Le silence tomba entre eux, apaisant. La jeune femme ne pouvait détacher son regard du sien. Cet homme était un vrai mystère, et même s'il se prenait au jeu de répondre à ses questions, de nouvelles apparaissaient constamment. Cela l'amusait autant que ça l'épuisait. Elle n'avait jamais aimé ceux qui se plaisaient à être renfermé sur eux-mêmes, mais avec lui c'était différent. Elena sentait qu'il ne le faisait pas expressément, en tout cas pas totalement. Elle l'imaginait solitaire, n'ayant pas l'habitude de se confier par manque d'opportunité et pas d'envie, et certainement torturé. Elle le voyait à son regard qui se faisait parfois lointain, souvent douloureux, il avait vécu et cette vie avait généré une faille en lui. Il la touchait.

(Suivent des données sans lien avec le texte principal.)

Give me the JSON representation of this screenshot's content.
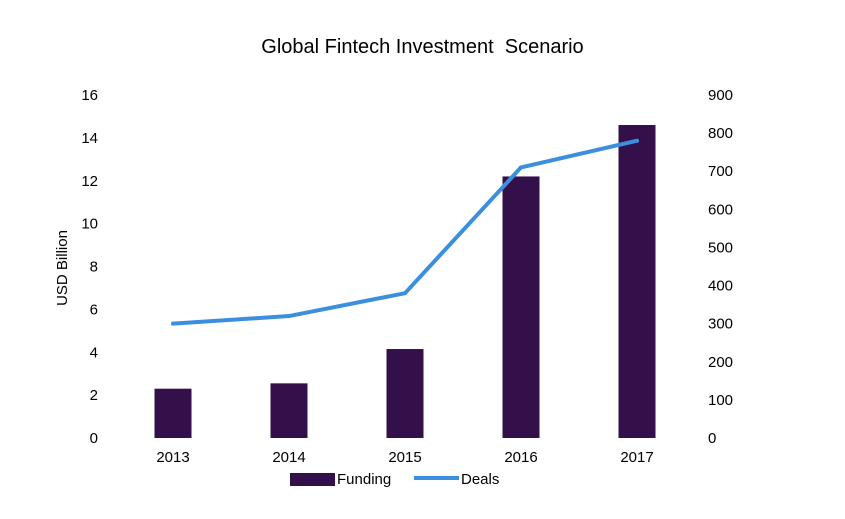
{
  "chart_data": {
    "type": "bar",
    "title": "Global Fintech Investment  Scenario",
    "categories": [
      "2013",
      "2014",
      "2015",
      "2016",
      "2017"
    ],
    "series": [
      {
        "name": "Funding",
        "kind": "bar",
        "axis": "left",
        "color": "#33104a",
        "values": [
          2.3,
          2.55,
          4.15,
          12.2,
          14.6
        ]
      },
      {
        "name": "Deals",
        "kind": "line",
        "axis": "right",
        "color": "#3b8fdc",
        "values": [
          300,
          320,
          380,
          710,
          780
        ]
      }
    ],
    "ylabel": "USD Billion",
    "ylim": [
      0,
      16
    ],
    "yticks": [
      "0",
      "2",
      "4",
      "6",
      "8",
      "10",
      "12",
      "14",
      "16"
    ],
    "y2lim": [
      0,
      900
    ],
    "y2ticks": [
      "0",
      "100",
      "200",
      "300",
      "400",
      "500",
      "600",
      "700",
      "800",
      "900"
    ],
    "grid": false,
    "legend_position": "bottom"
  }
}
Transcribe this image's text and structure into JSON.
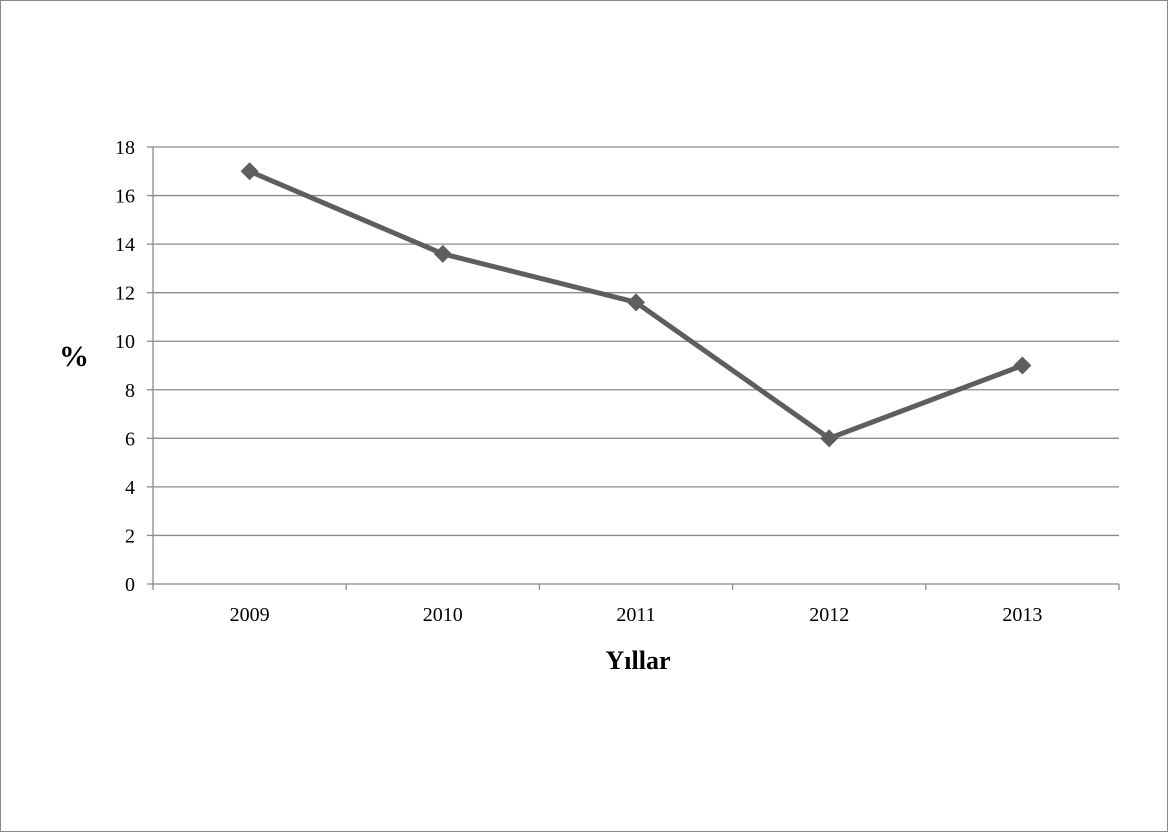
{
  "chart_data": {
    "type": "line",
    "title": "",
    "xlabel": "Yıllar",
    "ylabel": "%",
    "categories": [
      "2009",
      "2010",
      "2011",
      "2012",
      "2013"
    ],
    "series": [
      {
        "values": [
          17,
          13.6,
          11.6,
          6,
          9
        ],
        "color": "#5e5e5e",
        "marker": "diamond"
      }
    ],
    "ylim": [
      0,
      18
    ],
    "yticks": [
      0,
      2,
      4,
      6,
      8,
      10,
      12,
      14,
      16,
      18
    ],
    "grid": true,
    "legend": "none",
    "colors": {
      "line": "#5e5e5e",
      "grid": "#8a8a8a",
      "axis": "#8a8a8a"
    }
  }
}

Au bout d'un moment, il s'étira, tel un félin et se leva.
-Je dois m'en aller, Zach m'attend pour aménager le reste de mes affaires.
-Oui bien sûr, sourit-elle en se levant à son tour.
Elle l'accompagna jusqu'à la porte. Une fois sur le seuil, elle ne sut que dire, cette scène lui semblait intime, étrangement plus que tout ce temps passé sur le canapé. Embarrassée, elle se balançait d'une jambe à l'autre.
Certainement conscient de sa gêne, il la prit dans ses bras, une brève accolade, avant de sourire :
-On se voit très bientôt !
Il s'éloignait déjà, les mains dans les poches, lorsqu'elle réagit :
-Damon !
Il se retourna vivement, visiblement surpris. Elle le rejoignit rapidement.
-Merci de ne pas être condescendant. Ça fait du bien, tu es le seul à te comporter normalement en ma présence.
Elle lui plaqua un baiser sur la joue et rentra chez elle, souriante et lui lançant un dernier regard en refermant la porte.